The alarm bell is that Porsche’s profits have dropped by almost a quarter. The only ray of light is Skoda, whose sales unexpectedly rose by 14% amid a general decline.

Electrical failure and duties

The main strategic miscalculation was the forced transition to electric propulsion. The margins of electric vehicles turned out to be much lower than those of models with internal combustion engines: high production costs cannot be compensated by either circulation or prices.

Porsche 718 Cayman
Porsche

EU fines complete the picture: from 2025 to 2027, VW will pay €400-500 million annually for exceeding CO₂ limits amid falling demand for “green” cars. In the first quarter of 2026, electric vehicle sales plummeted by 80% in the US and 64% in China. The new generation rescue architecture, expected in 2026, has been delayed by four years.

Donald Trump’s American tariffs became another knife in the back: in the first half of 2025, they cost the concern $1.5 billion. In response, VW has already curtailed production of the ID.4 crossover in the United States.
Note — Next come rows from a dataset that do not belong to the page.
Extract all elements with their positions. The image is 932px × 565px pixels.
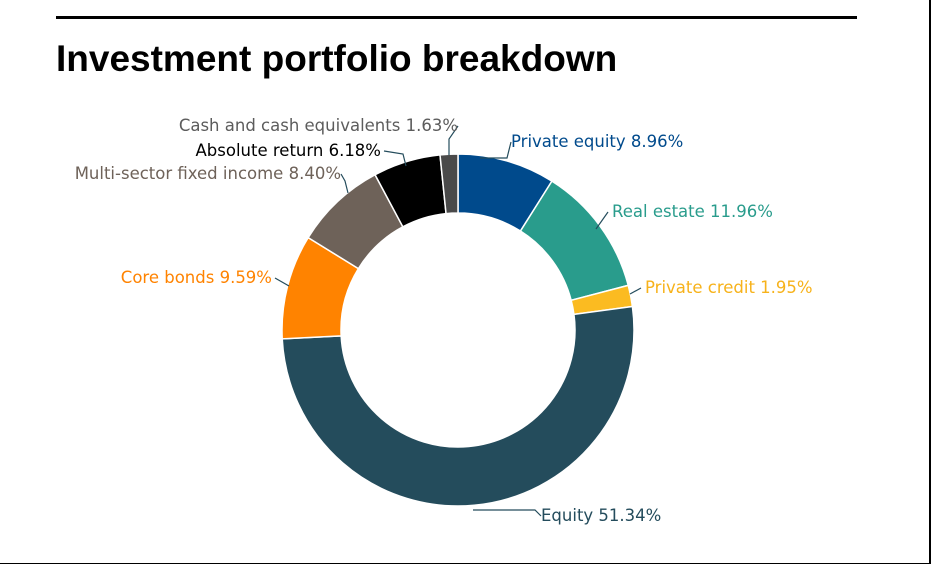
title-rule [56,16,857,19]
leader-line [480,141,512,159]
leader-line [595,211,609,230]
leader-line [629,287,642,295]
leader-line [274,277,290,287]
donut-slices [281,153,635,507]
data-label: Core bonds 9.59% [121,268,272,287]
slice-equity [281,305,635,507]
data-label: Cash and cash equivalents 1.63% [179,116,458,135]
leader-line [473,509,542,517]
data-label: Equity 51.34% [541,506,661,525]
leader-line [383,150,407,167]
data-label: Private equity 8.96% [511,132,683,151]
slice-labels: Private equity 8.96% Real estate 11.96% Pr… [75,116,813,525]
data-label: Private credit 1.95% [645,278,813,297]
slice-cash-and-cash-equivalents [439,153,459,215]
data-label: Absolute return 6.18% [196,141,381,160]
leader-line [340,173,349,194]
leader-line [448,125,459,155]
data-label: Real estate 11.96% [612,202,773,221]
chart-title: Investment portfolio breakdown [56,38,618,79]
data-label: Multi-sector fixed income 8.40% [75,164,341,183]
Assembly of the Volkswagen ID.5 electric car in the European Union
Volkswagen

Factories stop working

The situation with the plant in Osnabrück, where 2,300 people work, is symptomatic. After 2027, the company does not have a single approved production plan. Now they are reducing the production of the T-Roc convertible, and as one of the rescue scenarios they are discussing the transfer of workshops to the production of components for air defense systems. At the same time, VW engineers developed an experimental Amarok assault pickup truck.

In total, by 2030 the concern intends to cut about 50 thousand jobs in Germany. The only question is whether the company can survive this transformation without completely losing itself.